Меня начинает клонить в сон, — так приятно согреться после морозного резкого ветра, после целого дня ходьбы, так хорошо под монотонное гудение примуса неподвижно сидеть, закутавшись в мягкую теплую малицу, и чувствовать, как сладкая усталость разливается по всему телу.
Лед в миске уже растаял, и Савранский, одну за другой, вываливает в миску три банки мясных консервов. Палатка наполняется запахом бульона, лаврового листа, мяса. Наумыч даже крякает, жадно посматривая на миску, а Савранский встревоженно говорит:
— Как же мы будем его есть? Из одной миски? Нам же с Наумычем не дотянуться, а если в наш угол поставить, то Сергею и Серафиму Иванычу не достать.

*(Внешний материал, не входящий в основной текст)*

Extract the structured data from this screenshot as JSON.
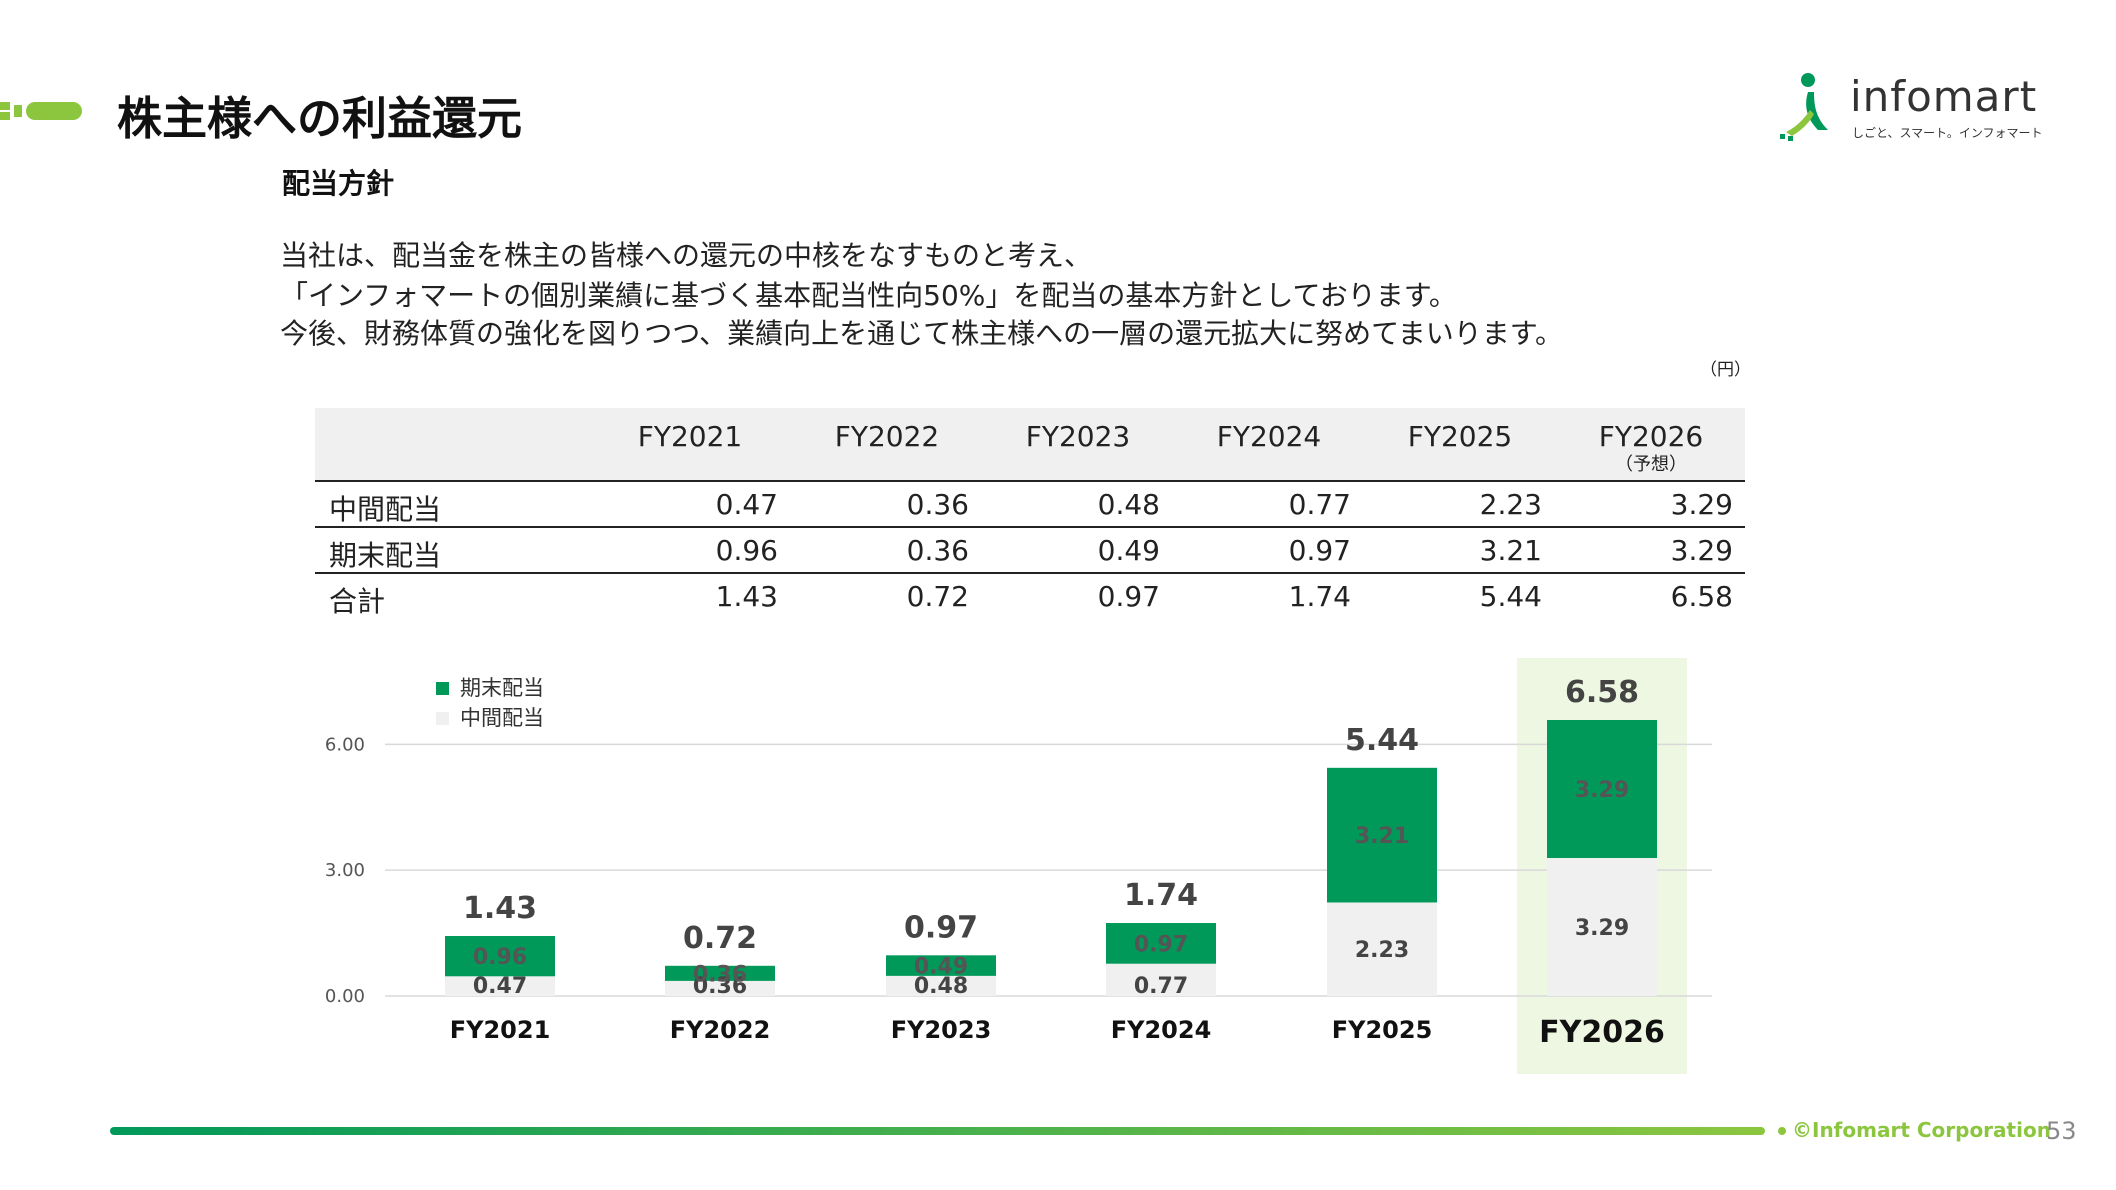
{
  "header": {
    "title": "株主様への利益還元"
  },
  "logo": {
    "word": "infomart",
    "tagline": "しごと、スマート。インフォマート"
  },
  "section": {
    "title": "配当方針"
  },
  "policy": {
    "lines": [
      "当社は、配当金を株主の皆様への還元の中核をなすものと考え、",
      "「インフォマートの個別業績に基づく基本配当性向50%」を配当の基本方針としております。",
      "今後、財務体質の強化を図りつつ、業績向上を通じて株主様への一層の還元拡大に努めてまいります。"
    ]
  },
  "table": {
    "unit": "（円）",
    "columns": [
      "FY2021",
      "FY2022",
      "FY2023",
      "FY2024",
      "FY2025",
      "FY2026"
    ],
    "forecast_note": "（予想）",
    "rows": [
      {
        "label": "中間配当",
        "values": [
          "0.47",
          "0.36",
          "0.48",
          "0.77",
          "2.23",
          "3.29"
        ]
      },
      {
        "label": "期末配当",
        "values": [
          "0.96",
          "0.36",
          "0.49",
          "0.97",
          "3.21",
          "3.29"
        ]
      },
      {
        "label": "合計",
        "values": [
          "1.43",
          "0.72",
          "0.97",
          "1.74",
          "5.44",
          "6.58"
        ]
      }
    ]
  },
  "chart_data": {
    "type": "bar",
    "stacked": true,
    "categories": [
      "FY2021",
      "FY2022",
      "FY2023",
      "FY2024",
      "FY2025",
      "FY2026"
    ],
    "series": [
      {
        "name": "中間配当",
        "values": [
          0.47,
          0.36,
          0.48,
          0.77,
          2.23,
          3.29
        ],
        "color": "#f0f0f0"
      },
      {
        "name": "期末配当",
        "values": [
          0.96,
          0.36,
          0.49,
          0.97,
          3.21,
          3.29
        ],
        "color": "#00995a"
      }
    ],
    "totals": [
      "1.43",
      "0.72",
      "0.97",
      "1.74",
      "5.44",
      "6.58"
    ],
    "ylim": [
      0,
      6.58
    ],
    "yticks": [
      "0.00",
      "3.00",
      "6.00"
    ],
    "ytick_values": [
      0,
      3,
      6
    ],
    "legend": {
      "position": "top-left",
      "items": [
        "期末配当",
        "中間配当"
      ]
    },
    "highlight_category": "FY2026",
    "highlight_color": "#edf7e1",
    "grid": true
  },
  "footer": {
    "copyright": "©Infomart Corporation",
    "page": "53"
  },
  "colors": {
    "accent_green": "#00995a",
    "light_green": "#8cc63f",
    "bar_light": "#f0f0f0"
  }
}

— Есть надо из кружек, — решительно говорит Редкозубов. — Разлить по кружкам, и каждый из своей будет есть.
— Правильно, — соглашается Савранский. — Так и сделаем. Вот он опыт-то что значит. Научился там около Борьки Линева.
— Да я это все и раньше знал, — небрежно говорит Редкозубов. — Слава богу, не первый раз путешествую…
Савранский осторожно зачерпывает ложкой немного варева, долго дует и сосредоточенно пробует. Мы все не спускаем с него глаз.
— Ничего, — важно говорит Савранский, кивнув головой. — Посолил в самый раз.
— А скоро готов будет? — спрашиваю я.
Сон у меня как рукой сняло. Мне так хочется есть, что я то и дело глотаю слюну, и живот у меня сводят прямо какие-то судороги.
Савранский раздает нам эмалированные большие кружки, алюминиевые ложки, достает и ставит посреди палатки мешок с сухарями.
Уже кипит в миске суп. Кипит и клокочет, заволакивая всю палатку аппетитным паром.
— Да не томи ты, Христа ради, — жалобным голосом стонет Редкозубов. — Сил никаких больше нет…
— Давай! Будет колдовать! — кричим и мы с Наумычем.
Савранский снимает миску, три руки с кружками разом протягиваются к нему.
— Начальнику первому, — говорит Савранский, но Наумыч сразу отдергивает свою кружку.
— Если начальнику, — говорит он, — тогда последнему.
— Ну, не начальнику, — смеемся мы. — Не начальнику, а просто самому толстому.
— Вот это другое дело.
Обжигаясь, громко дуя, хрустя сухарями, причмокивая, покрякивая, мы принимаемся за суп.
Чертовски вкусный был этот суп: жирный, горячий, пахучий. Каждый глоток, как огонь, разливался по всему телу. Нам стало жарко, даже пот выступил на лбу.
— А у меня еще чего-то есть, — хитро проговорил Наумыч, громко прожевывая мясо. — Ни за что не догадаетесь.
— Бум-гум-гум-гум, — прогудел Редкозубов туго набитым ртом.
— Нет, ни за что не догадаетесь, — опять сказал Наумыч.
Но раздумывать и догадываться нам некогда: мы торопливо дохлебываем последние капли супа, прямо в рот вытряхиваем последние кусочки мяса и снова протягиваем Савранскому пустые зеленые и коричневые кружки.